Rick Gossett is a certified public accountant who has used his experience as a tax practitioner and financial executive to design and develop multiple software applications. One of those allows seniors to prepare comprehensive budgets for their retirement years and evaluate their ability to fund secure retirements.

In the new book, Safe & Secure, Tarkenton and Gossett have teamed up to put together a practical, up-to-date guide to scam-proofing your savings during your golden years.

Thieves and scammers are on the prowl for easy targets who have significant exposed assets,and if you’re a senior citizen who saved for retirement, you may be the perfect mark.

Safe & Secure will give you ten specific actions steps that will turn you from an “easy” target into a “hard” target. A well-prepared senior who understands the potential for financial abuse and has taken the precautions recommended in this book is more than likely to remain safe and secure through a long and comfortable retirement.
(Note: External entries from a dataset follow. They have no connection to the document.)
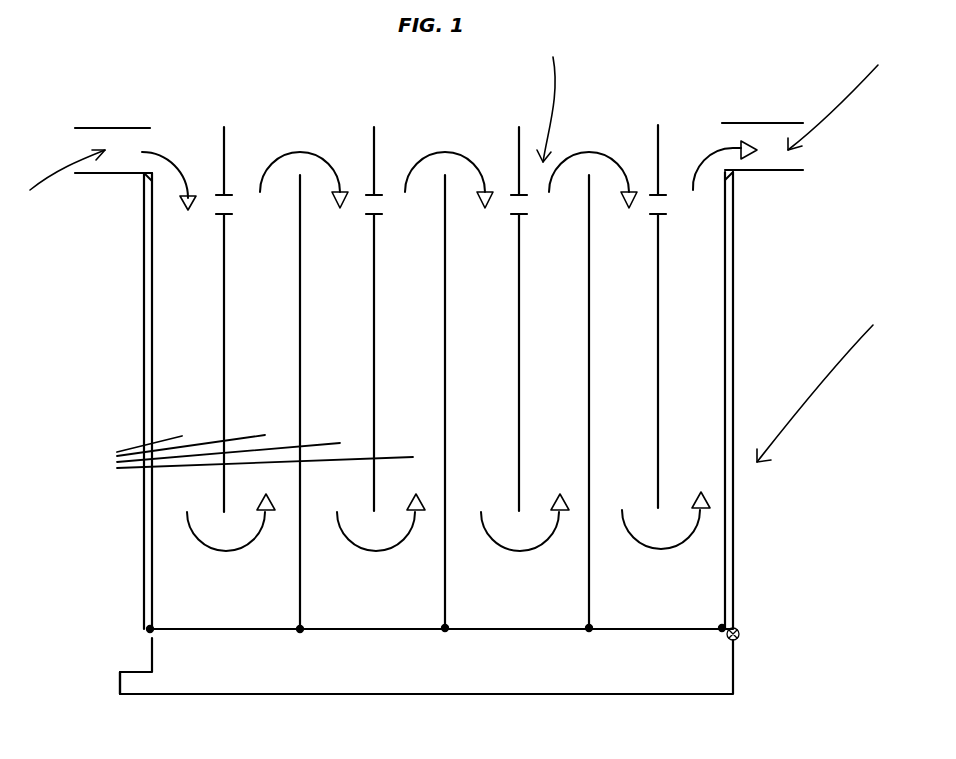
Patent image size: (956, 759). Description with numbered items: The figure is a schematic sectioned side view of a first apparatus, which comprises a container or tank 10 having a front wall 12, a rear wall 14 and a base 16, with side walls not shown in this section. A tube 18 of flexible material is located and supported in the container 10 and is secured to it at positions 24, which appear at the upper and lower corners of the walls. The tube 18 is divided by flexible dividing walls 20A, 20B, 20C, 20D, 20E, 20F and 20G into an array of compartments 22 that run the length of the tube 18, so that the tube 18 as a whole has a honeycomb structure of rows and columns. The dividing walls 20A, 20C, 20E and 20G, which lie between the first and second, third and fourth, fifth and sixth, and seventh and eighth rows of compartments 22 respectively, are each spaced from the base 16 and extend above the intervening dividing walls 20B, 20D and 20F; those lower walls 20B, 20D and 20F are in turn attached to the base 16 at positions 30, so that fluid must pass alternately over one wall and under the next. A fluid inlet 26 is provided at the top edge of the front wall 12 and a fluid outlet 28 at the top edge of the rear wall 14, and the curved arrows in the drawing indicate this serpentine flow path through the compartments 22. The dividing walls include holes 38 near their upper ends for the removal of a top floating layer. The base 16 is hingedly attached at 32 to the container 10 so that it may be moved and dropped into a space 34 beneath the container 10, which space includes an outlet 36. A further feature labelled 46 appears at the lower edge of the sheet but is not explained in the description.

The container 10 is at (824, 381).
The front wall 12 is at (143, 368).
The rear wall 14 is at (735, 377).
The base 16 is at (525, 633).
The tube 18 is at (552, 98).
The dividing wall 20A is at (227, 142).
The dividing wall 20B is at (290, 195).
The dividing wall 20C is at (376, 138).
The dividing wall 20D is at (443, 190).
The dividing wall 20E is at (517, 143).
The dividing wall 20F is at (580, 190).
The dividing wall 20G is at (658, 137).
The compartments 22 is at (239, 454).
The positions 24 is at (135, 190).
The fluid inlet 26 is at (56, 184).
The fluid outlet 28 is at (837, 94).
The positions 30 is at (303, 633).
The hinge 32 is at (748, 640).
The space 34 is at (573, 675).
The outlet 36 is at (138, 687).
The holes 38 is at (215, 207).
The support 46 is at (507, 753).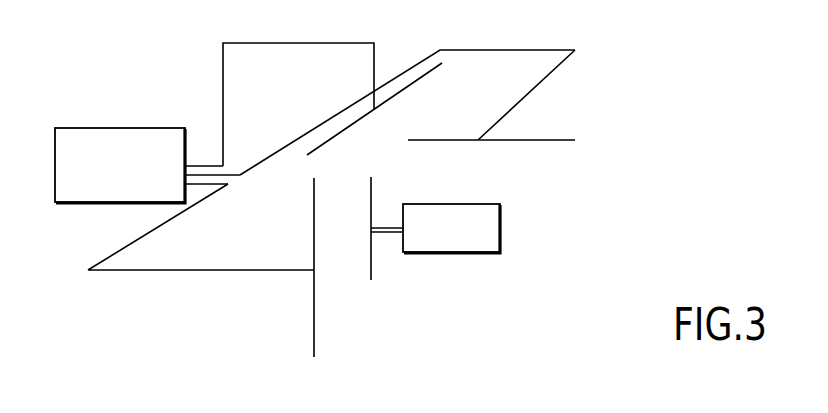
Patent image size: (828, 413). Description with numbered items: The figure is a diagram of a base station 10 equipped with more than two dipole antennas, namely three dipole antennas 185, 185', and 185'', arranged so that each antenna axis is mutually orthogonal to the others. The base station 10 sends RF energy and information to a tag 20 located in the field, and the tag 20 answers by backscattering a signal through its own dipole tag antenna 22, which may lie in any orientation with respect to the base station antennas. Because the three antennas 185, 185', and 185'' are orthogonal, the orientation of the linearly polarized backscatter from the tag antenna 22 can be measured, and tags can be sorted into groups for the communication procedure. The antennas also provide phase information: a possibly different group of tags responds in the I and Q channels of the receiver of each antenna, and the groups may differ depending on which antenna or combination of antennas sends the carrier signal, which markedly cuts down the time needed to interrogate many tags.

The base station 10 is at (100, 128).
The dipole antenna 185 is at (239, 267).
The dipole antenna 185' is at (407, 112).
The dipole antenna 185'' is at (527, 95).
The tag antenna 22 is at (371, 193).
The tag 20 is at (502, 227).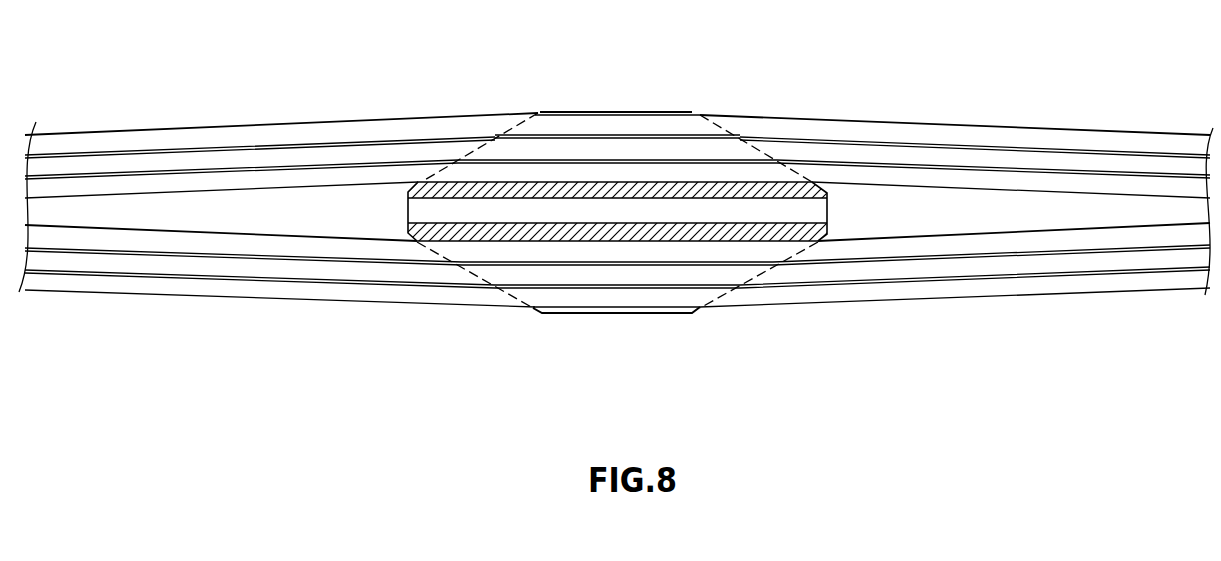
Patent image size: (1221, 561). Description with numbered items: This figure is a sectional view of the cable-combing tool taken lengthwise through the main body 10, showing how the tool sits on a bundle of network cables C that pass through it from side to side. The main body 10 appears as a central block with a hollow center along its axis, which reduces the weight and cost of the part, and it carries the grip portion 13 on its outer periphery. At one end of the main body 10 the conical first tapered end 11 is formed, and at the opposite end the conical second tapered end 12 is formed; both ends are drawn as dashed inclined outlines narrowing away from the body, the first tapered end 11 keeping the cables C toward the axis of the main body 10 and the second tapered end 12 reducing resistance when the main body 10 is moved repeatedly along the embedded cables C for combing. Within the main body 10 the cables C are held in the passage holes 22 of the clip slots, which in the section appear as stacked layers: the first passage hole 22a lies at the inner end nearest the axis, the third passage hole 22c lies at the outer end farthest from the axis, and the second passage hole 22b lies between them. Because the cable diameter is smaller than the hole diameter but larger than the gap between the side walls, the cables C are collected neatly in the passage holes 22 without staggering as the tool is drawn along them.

"The first step in stopping financial elder abuse is knowing the risks and recognizing that there are many different ways you can be targeted.
"Here are just a few examples.
"A son 'borrows' $5,000 from his eighty-year-old mother, Miriam, who is suffering from Alzheimer's disease. He uses the money to buy drugs to feed his substance abuse habit. He has no intention of paying the money back, figuring that she will forget all about the loan in a few days. Miriam is a victim of elder financial abuse.
"Mike, eighty years old, receives a call from someone claiming to be with the IRS. The 'agent' tells Mike he will be arrested unless he pays his overdue taxes immediately. He is told to go to a local store and buy prepaid debit cards. Mike does so and reads the numbers on the back of the cards to the scammer. The scammer uses the numbers to steal the funds on the cards. Mike is a victim of elder financial abuse.
"A caregiver convenes an elderly couple - the husband, Bob, has terminal cancer and his wife, Sandra, has Alzheimer's disease - that the care she provides is the only thing keeping them out of a nursing facility. She isolates the couple from friends and family. In the meantime, she slowly gains control over their assets. She starts spending their money and running up large balances on their credit cards. Bob and Sandra are victims of elder financial abuse and emotional abuse...
"Do stories like these sound familiar? They should, because the truth is, elder financial abuse is an epidemic sweeping the country - and it makes us mad as hell, which is why we wrote this guide to avoiding it. Unless you're constantly on the lookout, you could be the next victim.
"Many people assume senior citizens are  targeted because they suffer from mental or physical decline. 
"The National Center on Elder Abuse, for instance, defines elder  financial abuse as 'the illegal taking, misuse, or concealment of funds, property, or assets of a vulnerable elder' at risk for harm by another due to changes in 'physical functioning, mental functioning, or both.'
"But the reality is, even if you are a physically and mentally healthy eighty-year-old, you are still a target for elder financial abuse. You are a target because of your age and your financial status, and because you are sitting on a retirement nest egg that someone wants to steal. Seniors are the most likely demographic to have savings, own their homes, and enjoy good to excellent credit scores, all of which make them targets - whether for financial abuse or identity theft. Criminals target the elderly because that's where the money is. A recent article in Barron's magazine pegged the wealth of those aged sixty-five and older at $18 trillion dollars! No wonder seniors are targets. In that same article, the author warned that the longer you live, the more likely you are to be relatively affluent; and by the age of eighty-five, seniors have nearly a 50% chance of suffering some degree of cognitive impairment. People with bad intentions therefore see seniors as easy marks."

Safe & Secure is a very valuable resource that elders and their families should have available so they can protect what they have built.